Parabens are preservatives used to keep cosmetic products safe. And since parabens have a mild estrogenic effect, some researchers have concluded that they are linked to reproductive issues and breast cancer. However, this has been regarded as untrue.

Additionally, according to the American Cancer Society, there is no evidence that people who have used paraben products have increased cancer risk.

2.  Antiperspirant Is Best Applied in the Morning

Antiperspirants are designed to reduce sweating and eliminate body odor. Hence, for effective results, experts recommend applying it at night before bed. This is because our body metabolism is slow, and we sweat less at night. Using it at night will also allow the deodorant to form a layer on our underarm for protection. Then, when you top it off in the morning with another application, you will have an extra boost of freshness.
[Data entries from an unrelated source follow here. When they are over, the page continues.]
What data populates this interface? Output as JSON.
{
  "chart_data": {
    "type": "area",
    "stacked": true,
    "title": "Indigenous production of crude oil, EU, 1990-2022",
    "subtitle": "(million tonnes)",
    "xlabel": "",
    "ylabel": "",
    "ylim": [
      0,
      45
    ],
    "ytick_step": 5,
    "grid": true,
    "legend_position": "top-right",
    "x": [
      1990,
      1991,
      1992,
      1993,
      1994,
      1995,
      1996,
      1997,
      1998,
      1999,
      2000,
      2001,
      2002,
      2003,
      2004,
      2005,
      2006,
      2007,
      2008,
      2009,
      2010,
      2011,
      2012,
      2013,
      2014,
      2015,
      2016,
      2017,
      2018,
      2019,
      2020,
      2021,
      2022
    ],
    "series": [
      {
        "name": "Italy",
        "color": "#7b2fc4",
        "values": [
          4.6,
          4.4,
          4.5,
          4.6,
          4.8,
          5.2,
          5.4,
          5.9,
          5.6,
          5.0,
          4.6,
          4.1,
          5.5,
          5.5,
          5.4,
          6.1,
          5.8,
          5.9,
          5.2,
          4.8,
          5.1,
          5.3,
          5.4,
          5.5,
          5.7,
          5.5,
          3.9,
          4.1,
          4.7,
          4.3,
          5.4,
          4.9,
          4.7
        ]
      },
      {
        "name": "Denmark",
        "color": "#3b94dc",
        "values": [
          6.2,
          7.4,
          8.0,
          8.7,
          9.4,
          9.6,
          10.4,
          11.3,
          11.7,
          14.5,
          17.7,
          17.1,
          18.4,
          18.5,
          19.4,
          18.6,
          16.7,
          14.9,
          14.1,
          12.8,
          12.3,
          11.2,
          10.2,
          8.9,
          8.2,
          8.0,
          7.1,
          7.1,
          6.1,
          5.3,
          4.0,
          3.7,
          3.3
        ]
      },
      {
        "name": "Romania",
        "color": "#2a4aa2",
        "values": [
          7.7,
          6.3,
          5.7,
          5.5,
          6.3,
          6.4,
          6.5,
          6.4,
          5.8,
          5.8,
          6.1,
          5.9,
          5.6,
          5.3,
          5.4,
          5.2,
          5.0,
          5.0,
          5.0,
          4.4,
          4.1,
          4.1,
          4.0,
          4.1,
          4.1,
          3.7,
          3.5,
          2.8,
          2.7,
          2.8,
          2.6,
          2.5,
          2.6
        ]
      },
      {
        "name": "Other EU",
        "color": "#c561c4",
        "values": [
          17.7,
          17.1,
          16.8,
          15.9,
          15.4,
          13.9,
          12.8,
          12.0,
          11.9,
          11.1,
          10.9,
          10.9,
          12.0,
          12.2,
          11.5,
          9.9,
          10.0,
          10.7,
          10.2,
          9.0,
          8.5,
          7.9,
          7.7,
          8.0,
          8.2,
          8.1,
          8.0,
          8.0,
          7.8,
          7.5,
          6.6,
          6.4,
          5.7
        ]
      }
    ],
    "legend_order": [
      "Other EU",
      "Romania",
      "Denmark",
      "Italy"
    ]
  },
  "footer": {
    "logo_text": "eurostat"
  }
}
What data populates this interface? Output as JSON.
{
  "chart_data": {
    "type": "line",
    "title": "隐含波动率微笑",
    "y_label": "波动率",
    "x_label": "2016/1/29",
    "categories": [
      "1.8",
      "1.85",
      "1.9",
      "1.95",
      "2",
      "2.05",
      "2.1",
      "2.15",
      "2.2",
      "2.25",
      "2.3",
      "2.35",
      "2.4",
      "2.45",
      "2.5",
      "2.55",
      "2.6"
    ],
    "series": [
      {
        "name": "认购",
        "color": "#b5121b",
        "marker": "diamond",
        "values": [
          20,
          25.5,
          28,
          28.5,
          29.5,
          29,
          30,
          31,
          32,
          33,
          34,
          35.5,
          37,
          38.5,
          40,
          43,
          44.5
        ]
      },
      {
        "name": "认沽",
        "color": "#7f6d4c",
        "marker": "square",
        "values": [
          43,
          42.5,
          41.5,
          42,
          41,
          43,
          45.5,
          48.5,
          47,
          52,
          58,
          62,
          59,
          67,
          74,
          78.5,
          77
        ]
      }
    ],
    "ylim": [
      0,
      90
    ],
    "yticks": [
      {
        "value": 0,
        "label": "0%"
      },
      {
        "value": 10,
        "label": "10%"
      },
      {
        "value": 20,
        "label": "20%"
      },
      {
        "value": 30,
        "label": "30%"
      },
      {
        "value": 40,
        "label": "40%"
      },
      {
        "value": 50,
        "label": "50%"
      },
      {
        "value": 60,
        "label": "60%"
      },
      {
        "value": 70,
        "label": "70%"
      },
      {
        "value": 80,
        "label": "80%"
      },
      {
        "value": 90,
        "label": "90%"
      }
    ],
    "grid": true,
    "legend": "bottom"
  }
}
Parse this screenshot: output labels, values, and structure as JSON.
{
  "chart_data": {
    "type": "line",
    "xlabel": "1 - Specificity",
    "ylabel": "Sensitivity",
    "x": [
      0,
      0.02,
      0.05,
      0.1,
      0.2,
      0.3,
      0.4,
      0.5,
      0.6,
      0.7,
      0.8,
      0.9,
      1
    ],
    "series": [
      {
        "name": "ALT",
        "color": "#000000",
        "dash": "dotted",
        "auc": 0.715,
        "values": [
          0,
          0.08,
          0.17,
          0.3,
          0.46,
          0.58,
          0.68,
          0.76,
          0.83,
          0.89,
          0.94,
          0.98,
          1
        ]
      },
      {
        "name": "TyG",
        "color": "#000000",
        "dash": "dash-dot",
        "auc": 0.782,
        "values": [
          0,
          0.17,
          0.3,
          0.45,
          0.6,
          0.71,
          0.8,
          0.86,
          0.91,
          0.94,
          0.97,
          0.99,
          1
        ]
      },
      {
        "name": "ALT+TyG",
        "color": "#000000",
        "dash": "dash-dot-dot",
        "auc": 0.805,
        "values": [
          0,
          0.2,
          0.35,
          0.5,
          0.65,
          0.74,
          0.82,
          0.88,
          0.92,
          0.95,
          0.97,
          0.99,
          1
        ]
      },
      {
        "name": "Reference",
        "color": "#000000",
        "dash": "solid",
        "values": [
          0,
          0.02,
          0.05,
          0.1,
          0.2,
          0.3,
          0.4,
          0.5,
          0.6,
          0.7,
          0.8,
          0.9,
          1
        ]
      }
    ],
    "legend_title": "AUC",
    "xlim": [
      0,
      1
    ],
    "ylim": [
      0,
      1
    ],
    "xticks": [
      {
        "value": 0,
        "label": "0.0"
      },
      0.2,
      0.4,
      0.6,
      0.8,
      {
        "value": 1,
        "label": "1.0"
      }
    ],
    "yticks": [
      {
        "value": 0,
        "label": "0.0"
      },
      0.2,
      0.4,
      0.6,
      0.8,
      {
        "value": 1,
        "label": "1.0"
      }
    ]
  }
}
3.  Deodorant and Antiperspirant Are Similar

While one can use deodorant and antiperspirant interchangeably as protection against body odor, they have a key difference. Antiperspirants have aluminum as an ingredient that keeps the armpits dry by controlling the flow of sweat. On the other hand, deodorants do not have aluminum as an ingredient, but depend on other ingredients to keep you feel fresh all day. So whether you use a deodorant or antiperspirant, it’s your lifestyle choice and what works for your body.

4.  Detoxing Before Committing to Deodorant

It is a myth that one must detox the body when switching from an antiperspirant to a deodorant. Our skin isn’t a detox organ, but a barrier that keeps harmful substances out of our bodies. That assumption of needing a detox when transitioning from antiperspirant to deodorant has no scientific evidence. Transitioning from antiperspirants is as simple as ceasing to apply them today and using the deodorant the next day.

5.  You Can Use Baking Powder As a Deodorant

Baking soda is great for cleaning your bathroom or kitchen sink. However, it has high PH levels, and you should avoid applying it to your skin. When used on the skin, it interferes with its protective layer and microbiomes. Additionally, it may irritate your skin and cause rashes and burning.


Deodorants and antiperspirants are manufactured with safety in mind. There has been no scientific evidence that can prove that deodorants pose a risk to our bodies. For years, they have been used with confidence and safety. Do not let that myth prevent you from using any of them to boost your self-esteem all day.